J.D. Power Survey Reveals Investor Confusion About Standard of Care
A recent J.D. Power survey has revealed that investors are greatly confused about the standard of care that they are owed by their financial representatives, according to Investment News. The survey that was just released by J.D. Power and Associates showed that 85% of 4,200 full service investors said they had never heard or did not know the difference between the suitability and fiduciary standards. Although the Securities and Exchange Commission (SEC) has made recommendations to Congress that all persons who provide financial advise be held to the fiduciary standard. Presently, only registered investment advisers are held to the more onerous standard.

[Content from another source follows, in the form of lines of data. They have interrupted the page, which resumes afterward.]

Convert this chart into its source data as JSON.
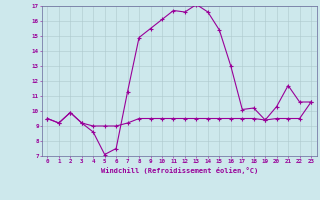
{
  "xlabel": "Windchill (Refroidissement éolien,°C)",
  "bg_color": "#cde8ec",
  "line_color": "#990099",
  "x_hours": [
    0,
    1,
    2,
    3,
    4,
    5,
    6,
    7,
    8,
    9,
    10,
    11,
    12,
    13,
    14,
    15,
    16,
    17,
    18,
    19,
    20,
    21,
    22,
    23
  ],
  "temp_curve": [
    9.5,
    9.2,
    9.9,
    9.2,
    8.6,
    7.1,
    7.5,
    11.3,
    14.9,
    15.5,
    16.1,
    16.7,
    16.6,
    17.1,
    16.6,
    15.4,
    13.0,
    10.1,
    10.2,
    9.4,
    10.3,
    11.7,
    10.6,
    10.6
  ],
  "windchill_curve": [
    9.5,
    9.2,
    9.9,
    9.2,
    9.0,
    9.0,
    9.0,
    9.2,
    9.5,
    9.5,
    9.5,
    9.5,
    9.5,
    9.5,
    9.5,
    9.5,
    9.5,
    9.5,
    9.5,
    9.4,
    9.5,
    9.5,
    9.5,
    10.6
  ],
  "ylim": [
    7,
    17
  ],
  "xlim": [
    -0.5,
    23.5
  ],
  "yticks": [
    7,
    8,
    9,
    10,
    11,
    12,
    13,
    14,
    15,
    16,
    17
  ]
}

Frankly, the survey seemed to establish that investors really were not too concerned with the different standards of care and whether their investment advisor was held to the suitability standard or fiduciary standard. They were more interested in whether their representative would return their calls and whether they would provide them the information they wanted regarding investments. The most prominent demand from investors was communication explaining their investments performance and how fees are charged.
Online communications between investors and their investment representatives continues to increase, with some 60% indicating that they had visited the firm’s website over the last year as compared to 52% in 2009, with older investors over 64 visiting the firm website three times more than responding investors under 45 According to the survey, over half of the investors have communicated with their representative via email as compared to only 19% having done so in 2008.